Room 2:21 Research Beehive Newcastle University
Donald is Professor of Sociology at the University of Edinburgh. He has undertaken widely-cited work on topics ranging from the sociology of nuclear weapons to the meaning of 'proof' in the context of computer systems critical to safety or security. His current research is on the sociology of markets (especially credit-derivatives markets and carbon-emissions markets).
Professor MacKenzie has authored books including An Engine, Not a Camera: How Financial Models Shape Markets; Do Economists Make Markets? On the Performativity of Economics, co-edited with Fabian Muniesa and Lucia Siu, and Material Markets: How Economic Agents are Constructed. His work has been awarded a number of international prizes and was elected a Fellow of the Royal Society of Edinburgh in 2001 and a Fellow of the British Academy in 2004.

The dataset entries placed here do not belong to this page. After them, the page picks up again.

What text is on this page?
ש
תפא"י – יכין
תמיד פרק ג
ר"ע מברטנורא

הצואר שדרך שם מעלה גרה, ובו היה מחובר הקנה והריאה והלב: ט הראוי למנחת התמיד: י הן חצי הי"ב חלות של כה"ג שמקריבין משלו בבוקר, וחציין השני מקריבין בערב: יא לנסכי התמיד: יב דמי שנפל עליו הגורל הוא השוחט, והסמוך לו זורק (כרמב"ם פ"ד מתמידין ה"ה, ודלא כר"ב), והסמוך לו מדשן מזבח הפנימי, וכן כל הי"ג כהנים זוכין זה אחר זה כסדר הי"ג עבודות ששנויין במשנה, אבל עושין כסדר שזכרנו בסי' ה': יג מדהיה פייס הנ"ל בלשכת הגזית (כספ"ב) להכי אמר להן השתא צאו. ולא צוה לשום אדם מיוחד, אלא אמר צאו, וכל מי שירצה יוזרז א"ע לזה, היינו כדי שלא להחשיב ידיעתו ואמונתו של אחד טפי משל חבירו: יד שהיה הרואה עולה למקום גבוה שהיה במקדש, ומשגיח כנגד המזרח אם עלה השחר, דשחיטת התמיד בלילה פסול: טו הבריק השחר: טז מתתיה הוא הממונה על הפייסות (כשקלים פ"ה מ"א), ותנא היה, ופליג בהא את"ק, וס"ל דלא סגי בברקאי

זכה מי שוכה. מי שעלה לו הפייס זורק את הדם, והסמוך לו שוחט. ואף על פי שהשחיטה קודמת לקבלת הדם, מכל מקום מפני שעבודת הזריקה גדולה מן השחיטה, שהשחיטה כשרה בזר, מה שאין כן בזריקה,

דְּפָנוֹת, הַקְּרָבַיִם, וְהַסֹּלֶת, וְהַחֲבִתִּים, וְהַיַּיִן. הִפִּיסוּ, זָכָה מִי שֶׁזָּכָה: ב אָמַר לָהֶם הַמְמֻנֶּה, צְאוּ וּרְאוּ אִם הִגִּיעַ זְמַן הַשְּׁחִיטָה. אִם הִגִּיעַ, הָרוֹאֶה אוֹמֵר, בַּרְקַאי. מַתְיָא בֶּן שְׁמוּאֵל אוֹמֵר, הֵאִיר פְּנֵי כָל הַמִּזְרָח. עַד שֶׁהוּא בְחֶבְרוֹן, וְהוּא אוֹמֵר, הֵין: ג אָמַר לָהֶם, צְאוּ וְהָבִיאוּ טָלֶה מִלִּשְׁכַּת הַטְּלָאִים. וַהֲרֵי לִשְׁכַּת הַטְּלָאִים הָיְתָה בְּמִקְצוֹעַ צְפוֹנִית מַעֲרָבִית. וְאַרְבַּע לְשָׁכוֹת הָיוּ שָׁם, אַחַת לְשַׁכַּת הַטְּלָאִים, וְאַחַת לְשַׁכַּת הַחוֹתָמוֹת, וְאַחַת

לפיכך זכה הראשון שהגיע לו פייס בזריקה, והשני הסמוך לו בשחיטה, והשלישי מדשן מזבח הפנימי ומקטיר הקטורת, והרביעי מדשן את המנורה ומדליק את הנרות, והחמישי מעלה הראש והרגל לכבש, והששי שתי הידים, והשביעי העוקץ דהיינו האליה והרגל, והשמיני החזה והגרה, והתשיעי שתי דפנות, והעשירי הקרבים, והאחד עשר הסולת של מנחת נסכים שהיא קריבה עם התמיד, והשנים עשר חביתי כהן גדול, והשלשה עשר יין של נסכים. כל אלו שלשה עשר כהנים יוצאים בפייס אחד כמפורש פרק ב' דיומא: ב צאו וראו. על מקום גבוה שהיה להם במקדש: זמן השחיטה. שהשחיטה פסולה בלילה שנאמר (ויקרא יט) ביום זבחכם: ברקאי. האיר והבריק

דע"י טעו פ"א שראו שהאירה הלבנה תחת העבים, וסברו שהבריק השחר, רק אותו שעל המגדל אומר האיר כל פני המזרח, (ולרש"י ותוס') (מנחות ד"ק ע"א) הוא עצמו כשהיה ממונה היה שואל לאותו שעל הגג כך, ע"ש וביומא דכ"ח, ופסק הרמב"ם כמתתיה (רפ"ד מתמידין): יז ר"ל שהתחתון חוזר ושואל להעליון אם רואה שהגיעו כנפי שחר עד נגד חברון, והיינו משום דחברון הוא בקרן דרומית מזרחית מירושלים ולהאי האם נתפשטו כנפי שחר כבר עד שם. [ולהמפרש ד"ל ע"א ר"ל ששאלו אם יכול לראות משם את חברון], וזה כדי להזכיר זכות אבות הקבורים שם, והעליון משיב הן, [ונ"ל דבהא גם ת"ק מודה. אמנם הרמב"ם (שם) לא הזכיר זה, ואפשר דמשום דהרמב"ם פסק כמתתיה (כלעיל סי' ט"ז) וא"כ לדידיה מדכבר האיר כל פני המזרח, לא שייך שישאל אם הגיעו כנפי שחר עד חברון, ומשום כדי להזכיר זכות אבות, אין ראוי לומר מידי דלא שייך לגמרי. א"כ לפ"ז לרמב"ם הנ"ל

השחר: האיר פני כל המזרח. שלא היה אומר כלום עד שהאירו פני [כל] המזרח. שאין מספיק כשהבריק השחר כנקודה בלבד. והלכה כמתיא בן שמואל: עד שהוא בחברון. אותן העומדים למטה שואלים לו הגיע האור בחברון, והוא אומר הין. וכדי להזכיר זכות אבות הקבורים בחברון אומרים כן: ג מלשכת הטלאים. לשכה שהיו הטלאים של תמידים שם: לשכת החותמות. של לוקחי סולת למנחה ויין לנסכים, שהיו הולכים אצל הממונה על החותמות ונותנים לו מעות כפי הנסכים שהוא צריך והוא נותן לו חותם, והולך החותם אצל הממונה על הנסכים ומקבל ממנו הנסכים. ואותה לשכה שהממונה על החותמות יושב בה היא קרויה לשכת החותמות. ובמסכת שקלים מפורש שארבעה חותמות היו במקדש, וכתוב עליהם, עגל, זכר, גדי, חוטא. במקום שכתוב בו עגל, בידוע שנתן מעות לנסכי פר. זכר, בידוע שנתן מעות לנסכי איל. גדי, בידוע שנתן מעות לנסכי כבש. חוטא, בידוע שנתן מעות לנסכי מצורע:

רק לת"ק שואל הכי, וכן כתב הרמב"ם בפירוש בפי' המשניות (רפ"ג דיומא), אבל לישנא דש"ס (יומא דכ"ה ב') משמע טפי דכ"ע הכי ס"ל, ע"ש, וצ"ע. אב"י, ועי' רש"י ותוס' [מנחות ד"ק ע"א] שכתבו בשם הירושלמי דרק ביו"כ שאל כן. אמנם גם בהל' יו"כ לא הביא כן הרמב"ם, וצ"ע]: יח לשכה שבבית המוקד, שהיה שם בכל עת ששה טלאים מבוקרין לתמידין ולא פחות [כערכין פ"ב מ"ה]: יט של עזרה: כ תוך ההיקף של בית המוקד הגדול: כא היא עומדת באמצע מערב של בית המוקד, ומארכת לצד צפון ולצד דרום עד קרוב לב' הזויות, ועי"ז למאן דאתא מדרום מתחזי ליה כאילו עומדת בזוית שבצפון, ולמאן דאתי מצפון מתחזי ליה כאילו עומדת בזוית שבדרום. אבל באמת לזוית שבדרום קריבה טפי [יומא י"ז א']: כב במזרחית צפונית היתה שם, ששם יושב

A number of scholars have recently been applying perspectives from the social studies of science and technology to financial markets, an activity sometimes called 'social studies of finance'. Amongst the questions this work throws up is how market participants evaluate financial instruments, an issue which is (amongst other things) a problem in the sociology of knowledge.
This talk will present a historical sociology of the clusters of evaluation practices surrounding three classes of financial instrument (CDOs, i.e. collateralised debt obligations; ABSs, asset-backed securities; and a fateful concatenation of the two, ABS CDOs) that together account for more than half the losses that triggered the near-collapse of the global banking system in autumn 2008. (These clusters of evaluation practices are loosely analogous to Knorr Cetina's 'epistemic cultures' and to other uses of the term 'culture' in social studies of science, but one of the issues to be debated is whether the term 'culture' is appropriate here.) He will suggests ways in which those clusters of practices, the interactions between them, and the ways in which they became organisational routines (especially in the rating agencies that awarded credit ratings to CDOs and ABSs) help explain the crisis.
The talk will not assume any prior knowledge of finance, and will explain what CDOs, etc. are. It will be based on a set of 90 predominantly oral-history interviews (29 conducted before the crisis and 61 after it), mainly with the constructors, traders and modellers of instruments of this kind and with employees of the rating agencies.